I always talk about the work I’ve done for art galleries and museums, and I think that’s because I’ve always loved the arts. It’s just a part of what I did then and still to this day do – I’m working on an invitation now for a gallery – and there’s not just one specific gallery or museum that stands out. I take my kids to museums and I like to be aware of who artists are and what shows are happening, so I sort of combine it all and it’s really meaningful for me. But it’s actually not that creative; I mean, it’s polar opposite. For example, designing a catalogue for a body of work for a painter there’s minimum design; you’re just sort of showing the work. Now I’m drawing everything, it’s very very different and more creative. I guess I’m a true Gemini in that way, personality wise, in that I enjoy both.
You have two children and a busy career; is there a secret to finding balance?

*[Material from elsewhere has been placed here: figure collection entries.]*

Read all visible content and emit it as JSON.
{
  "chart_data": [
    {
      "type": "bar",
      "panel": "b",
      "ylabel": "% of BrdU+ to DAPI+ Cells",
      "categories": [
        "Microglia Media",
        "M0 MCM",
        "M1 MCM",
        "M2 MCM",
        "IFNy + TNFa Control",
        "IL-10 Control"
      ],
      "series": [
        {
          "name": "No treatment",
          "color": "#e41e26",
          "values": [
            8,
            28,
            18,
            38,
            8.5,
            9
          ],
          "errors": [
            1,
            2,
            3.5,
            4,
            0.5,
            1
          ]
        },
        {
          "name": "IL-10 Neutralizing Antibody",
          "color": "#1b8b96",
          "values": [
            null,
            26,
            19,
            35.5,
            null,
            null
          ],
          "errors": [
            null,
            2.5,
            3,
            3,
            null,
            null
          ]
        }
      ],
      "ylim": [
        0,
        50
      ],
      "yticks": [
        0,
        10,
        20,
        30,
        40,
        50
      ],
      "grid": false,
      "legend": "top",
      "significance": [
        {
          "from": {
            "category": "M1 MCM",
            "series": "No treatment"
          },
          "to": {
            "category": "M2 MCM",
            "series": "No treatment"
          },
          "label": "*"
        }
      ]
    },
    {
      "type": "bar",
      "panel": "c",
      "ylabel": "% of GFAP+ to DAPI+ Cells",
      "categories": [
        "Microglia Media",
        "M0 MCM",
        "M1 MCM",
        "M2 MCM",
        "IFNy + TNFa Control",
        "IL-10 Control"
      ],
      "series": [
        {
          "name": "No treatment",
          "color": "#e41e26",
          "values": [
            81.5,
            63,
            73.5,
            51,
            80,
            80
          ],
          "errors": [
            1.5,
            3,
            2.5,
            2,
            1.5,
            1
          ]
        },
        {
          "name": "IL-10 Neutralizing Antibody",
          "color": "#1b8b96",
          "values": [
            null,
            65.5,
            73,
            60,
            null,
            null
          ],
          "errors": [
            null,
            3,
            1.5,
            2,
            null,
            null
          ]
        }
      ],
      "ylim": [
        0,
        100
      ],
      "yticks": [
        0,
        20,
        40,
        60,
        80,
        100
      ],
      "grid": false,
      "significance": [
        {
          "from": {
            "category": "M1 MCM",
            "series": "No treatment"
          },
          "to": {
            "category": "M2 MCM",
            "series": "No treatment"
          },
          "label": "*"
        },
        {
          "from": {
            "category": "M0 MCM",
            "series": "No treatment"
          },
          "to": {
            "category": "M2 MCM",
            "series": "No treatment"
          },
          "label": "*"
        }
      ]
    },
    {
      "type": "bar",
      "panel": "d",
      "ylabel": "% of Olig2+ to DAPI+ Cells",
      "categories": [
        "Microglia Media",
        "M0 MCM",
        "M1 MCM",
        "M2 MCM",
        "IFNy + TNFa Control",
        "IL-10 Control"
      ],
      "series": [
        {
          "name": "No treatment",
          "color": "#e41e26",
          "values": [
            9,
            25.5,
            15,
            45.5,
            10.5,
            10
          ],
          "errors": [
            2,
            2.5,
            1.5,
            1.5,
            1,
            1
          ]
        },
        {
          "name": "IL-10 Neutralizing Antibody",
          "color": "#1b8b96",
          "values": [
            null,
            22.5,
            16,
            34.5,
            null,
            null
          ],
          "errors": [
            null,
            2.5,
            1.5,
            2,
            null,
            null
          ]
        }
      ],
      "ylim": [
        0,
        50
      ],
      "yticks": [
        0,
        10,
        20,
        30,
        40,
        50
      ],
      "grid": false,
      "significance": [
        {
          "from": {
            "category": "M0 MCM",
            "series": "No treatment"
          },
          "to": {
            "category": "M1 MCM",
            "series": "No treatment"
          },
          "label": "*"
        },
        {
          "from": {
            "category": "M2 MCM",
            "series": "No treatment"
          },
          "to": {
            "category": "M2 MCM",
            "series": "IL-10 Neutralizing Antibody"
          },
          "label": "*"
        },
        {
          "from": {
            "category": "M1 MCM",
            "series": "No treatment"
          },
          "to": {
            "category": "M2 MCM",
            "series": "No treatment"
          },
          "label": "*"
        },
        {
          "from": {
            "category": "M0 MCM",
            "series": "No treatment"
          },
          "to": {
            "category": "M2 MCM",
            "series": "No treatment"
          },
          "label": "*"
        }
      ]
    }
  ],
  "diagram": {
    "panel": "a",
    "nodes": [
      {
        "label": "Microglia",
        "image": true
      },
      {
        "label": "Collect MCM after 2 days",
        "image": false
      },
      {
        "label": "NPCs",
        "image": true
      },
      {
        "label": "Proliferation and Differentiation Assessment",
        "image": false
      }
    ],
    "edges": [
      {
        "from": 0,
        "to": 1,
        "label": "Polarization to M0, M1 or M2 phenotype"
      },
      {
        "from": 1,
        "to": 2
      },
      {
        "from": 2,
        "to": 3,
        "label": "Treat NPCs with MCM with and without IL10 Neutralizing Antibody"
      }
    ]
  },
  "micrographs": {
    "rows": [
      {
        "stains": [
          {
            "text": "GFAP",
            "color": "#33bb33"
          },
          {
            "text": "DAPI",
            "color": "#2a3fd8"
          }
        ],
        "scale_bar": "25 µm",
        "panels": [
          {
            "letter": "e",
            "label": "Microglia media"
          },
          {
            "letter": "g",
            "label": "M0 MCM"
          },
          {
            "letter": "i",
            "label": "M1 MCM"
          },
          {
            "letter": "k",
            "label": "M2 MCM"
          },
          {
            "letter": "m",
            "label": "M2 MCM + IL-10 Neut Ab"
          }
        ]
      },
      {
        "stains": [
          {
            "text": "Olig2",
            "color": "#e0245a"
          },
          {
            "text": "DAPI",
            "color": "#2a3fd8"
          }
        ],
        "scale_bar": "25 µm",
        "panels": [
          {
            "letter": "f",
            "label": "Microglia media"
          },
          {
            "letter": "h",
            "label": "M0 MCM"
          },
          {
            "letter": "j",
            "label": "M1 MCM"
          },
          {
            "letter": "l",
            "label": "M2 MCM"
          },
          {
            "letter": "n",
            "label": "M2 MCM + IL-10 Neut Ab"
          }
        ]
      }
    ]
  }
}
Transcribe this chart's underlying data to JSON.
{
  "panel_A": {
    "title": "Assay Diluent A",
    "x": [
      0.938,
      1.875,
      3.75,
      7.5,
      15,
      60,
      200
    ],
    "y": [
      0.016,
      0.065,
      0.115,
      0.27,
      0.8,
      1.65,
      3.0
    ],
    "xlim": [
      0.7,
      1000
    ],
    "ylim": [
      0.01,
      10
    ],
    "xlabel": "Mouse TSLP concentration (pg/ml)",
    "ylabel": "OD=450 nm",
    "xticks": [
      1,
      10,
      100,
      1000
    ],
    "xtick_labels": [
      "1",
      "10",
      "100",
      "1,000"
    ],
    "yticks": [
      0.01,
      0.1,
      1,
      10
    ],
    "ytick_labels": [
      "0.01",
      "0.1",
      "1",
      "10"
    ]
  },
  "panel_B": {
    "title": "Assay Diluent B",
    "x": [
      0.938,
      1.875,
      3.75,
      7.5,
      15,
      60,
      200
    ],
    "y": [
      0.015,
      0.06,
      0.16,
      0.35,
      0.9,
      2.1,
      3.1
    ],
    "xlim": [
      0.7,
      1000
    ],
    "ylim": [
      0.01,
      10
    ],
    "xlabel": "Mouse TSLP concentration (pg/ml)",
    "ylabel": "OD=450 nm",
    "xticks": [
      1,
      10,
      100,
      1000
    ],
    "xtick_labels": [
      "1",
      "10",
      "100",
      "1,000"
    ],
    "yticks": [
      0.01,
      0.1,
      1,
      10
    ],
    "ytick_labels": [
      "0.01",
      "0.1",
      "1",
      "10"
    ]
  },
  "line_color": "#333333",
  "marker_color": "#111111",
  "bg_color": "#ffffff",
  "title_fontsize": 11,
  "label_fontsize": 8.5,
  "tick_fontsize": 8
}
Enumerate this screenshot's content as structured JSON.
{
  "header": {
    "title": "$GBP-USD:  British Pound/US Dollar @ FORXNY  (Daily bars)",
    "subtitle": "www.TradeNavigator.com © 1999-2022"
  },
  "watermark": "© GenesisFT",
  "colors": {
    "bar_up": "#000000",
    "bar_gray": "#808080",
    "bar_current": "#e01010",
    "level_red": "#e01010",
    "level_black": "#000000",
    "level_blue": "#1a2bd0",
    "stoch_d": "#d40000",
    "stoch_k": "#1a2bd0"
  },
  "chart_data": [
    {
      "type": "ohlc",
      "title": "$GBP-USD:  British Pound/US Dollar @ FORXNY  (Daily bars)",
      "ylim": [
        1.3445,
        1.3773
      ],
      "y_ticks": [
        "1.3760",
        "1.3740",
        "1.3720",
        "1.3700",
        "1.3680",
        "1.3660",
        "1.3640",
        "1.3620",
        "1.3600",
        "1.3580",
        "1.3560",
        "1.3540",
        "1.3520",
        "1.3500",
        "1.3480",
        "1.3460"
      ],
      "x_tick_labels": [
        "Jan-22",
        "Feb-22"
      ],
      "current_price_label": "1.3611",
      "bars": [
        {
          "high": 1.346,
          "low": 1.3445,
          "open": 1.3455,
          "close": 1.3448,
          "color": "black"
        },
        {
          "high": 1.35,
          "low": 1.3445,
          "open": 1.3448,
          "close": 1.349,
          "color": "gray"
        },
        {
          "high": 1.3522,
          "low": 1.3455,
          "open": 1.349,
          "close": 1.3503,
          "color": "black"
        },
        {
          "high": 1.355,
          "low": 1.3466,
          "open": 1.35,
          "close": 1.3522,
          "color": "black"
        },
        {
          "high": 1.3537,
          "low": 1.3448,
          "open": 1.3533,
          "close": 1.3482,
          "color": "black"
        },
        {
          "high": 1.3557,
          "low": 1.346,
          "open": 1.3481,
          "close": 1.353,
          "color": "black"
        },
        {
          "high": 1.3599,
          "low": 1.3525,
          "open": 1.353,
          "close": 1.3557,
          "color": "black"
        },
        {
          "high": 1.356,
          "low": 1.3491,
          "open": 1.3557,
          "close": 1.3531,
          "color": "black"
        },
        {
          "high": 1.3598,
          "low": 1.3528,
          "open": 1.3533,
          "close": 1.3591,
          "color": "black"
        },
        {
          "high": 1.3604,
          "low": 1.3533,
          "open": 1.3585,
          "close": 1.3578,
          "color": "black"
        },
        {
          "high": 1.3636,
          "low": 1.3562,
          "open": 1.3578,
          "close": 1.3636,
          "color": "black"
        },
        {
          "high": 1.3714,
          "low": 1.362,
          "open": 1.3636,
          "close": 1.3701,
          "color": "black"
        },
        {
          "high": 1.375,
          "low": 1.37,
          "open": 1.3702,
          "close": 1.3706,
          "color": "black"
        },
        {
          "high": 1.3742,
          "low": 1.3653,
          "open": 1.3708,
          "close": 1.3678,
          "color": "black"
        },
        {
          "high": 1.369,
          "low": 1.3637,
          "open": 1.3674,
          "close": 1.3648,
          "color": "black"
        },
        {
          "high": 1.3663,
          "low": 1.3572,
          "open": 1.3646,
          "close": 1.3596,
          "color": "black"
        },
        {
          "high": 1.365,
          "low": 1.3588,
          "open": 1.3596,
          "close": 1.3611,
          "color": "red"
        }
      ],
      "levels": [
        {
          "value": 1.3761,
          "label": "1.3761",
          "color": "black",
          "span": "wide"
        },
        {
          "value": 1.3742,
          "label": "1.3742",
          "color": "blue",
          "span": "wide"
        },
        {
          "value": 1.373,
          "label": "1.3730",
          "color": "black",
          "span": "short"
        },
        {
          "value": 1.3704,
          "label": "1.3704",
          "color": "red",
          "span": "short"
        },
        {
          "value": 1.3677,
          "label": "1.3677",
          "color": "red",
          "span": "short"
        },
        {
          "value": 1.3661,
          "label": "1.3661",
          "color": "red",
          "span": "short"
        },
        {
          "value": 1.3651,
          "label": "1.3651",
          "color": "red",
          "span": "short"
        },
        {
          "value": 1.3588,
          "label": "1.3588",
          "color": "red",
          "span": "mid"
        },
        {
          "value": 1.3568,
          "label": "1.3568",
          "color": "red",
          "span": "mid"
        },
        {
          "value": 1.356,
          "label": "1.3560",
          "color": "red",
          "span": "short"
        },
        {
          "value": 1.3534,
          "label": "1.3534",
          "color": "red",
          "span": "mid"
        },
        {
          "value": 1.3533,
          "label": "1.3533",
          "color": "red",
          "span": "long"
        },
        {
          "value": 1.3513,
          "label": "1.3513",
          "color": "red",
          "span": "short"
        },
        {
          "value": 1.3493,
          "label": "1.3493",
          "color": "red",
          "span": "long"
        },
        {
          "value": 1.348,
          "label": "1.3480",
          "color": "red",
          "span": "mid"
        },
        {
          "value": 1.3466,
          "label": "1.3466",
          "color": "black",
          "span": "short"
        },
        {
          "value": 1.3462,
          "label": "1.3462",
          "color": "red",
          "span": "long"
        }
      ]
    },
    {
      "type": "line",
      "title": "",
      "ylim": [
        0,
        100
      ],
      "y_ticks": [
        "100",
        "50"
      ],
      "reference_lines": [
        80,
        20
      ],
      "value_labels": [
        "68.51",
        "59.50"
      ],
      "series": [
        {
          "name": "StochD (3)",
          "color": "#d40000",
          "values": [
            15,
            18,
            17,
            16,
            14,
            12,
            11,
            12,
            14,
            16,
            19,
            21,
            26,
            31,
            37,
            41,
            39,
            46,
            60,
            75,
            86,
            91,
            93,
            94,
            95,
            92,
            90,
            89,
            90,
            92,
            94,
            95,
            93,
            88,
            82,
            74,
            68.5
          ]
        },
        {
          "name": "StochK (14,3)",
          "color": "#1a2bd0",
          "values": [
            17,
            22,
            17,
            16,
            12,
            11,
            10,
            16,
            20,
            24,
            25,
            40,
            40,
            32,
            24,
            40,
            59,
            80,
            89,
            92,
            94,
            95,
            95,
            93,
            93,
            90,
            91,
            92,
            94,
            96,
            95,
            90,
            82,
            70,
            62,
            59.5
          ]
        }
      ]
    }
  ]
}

That’s the hardest question to answer. I think it’s because I just do it. It’s a question everybody asks working moms – I mean, why don’t they ask the dads? I don’t know. I have a great husband; he’s very involved, we do it together, and if I didn’t have him my career would be very different and so would his. He travels a lot and works a lot longer hours than I do, but we support each other. I really don’t know how to answer that. I had a line of stationary for a few years with a business partner and we did stationary shows at the Javits Centre. My older son was a baby at the time and I was nursing, so I’d go to the bathroom, pump, and have our babysitter bring him so I could nurse him and then she’d take him home again. You know, you just do it, you make it work. If my husband could’ve supplied the milk, he would have. You’ve got to have help, whether its parents, friends, a babysitter or partner – you take all the help you can get.
What lesson have you learned along the way?
I’m fortunate at this point in my career and again with the support of my husband to be able to say no to things. He’s really empowered me to be able to do that. For a long time I said yes to everything – even if it didn’t feel right. Now I just want to take work that feels right. I still say yes too often – I think it’s a combination of just being nice and that it’s hard to be a freelancer because you never know when the next thing is going to come, and so it’s scary to say no, but it’s gotten easier. Now I can decide that some things aren’t worth my time and stress. Now I consider everyone involved – all four of us – when I say yes.
Where do you see your career going next?
Well I have the books coming out in the late summer – which is super exciting – and I hope to continue working with the clients that I have. I also hope to do some more colouring books and continue with the journal. I have a few personal projects too, including the leaves, and I’m excited to have a space now that I can work in. I’m busy and I have an intern coming this summer, so I just want to keep going and see what comes my way.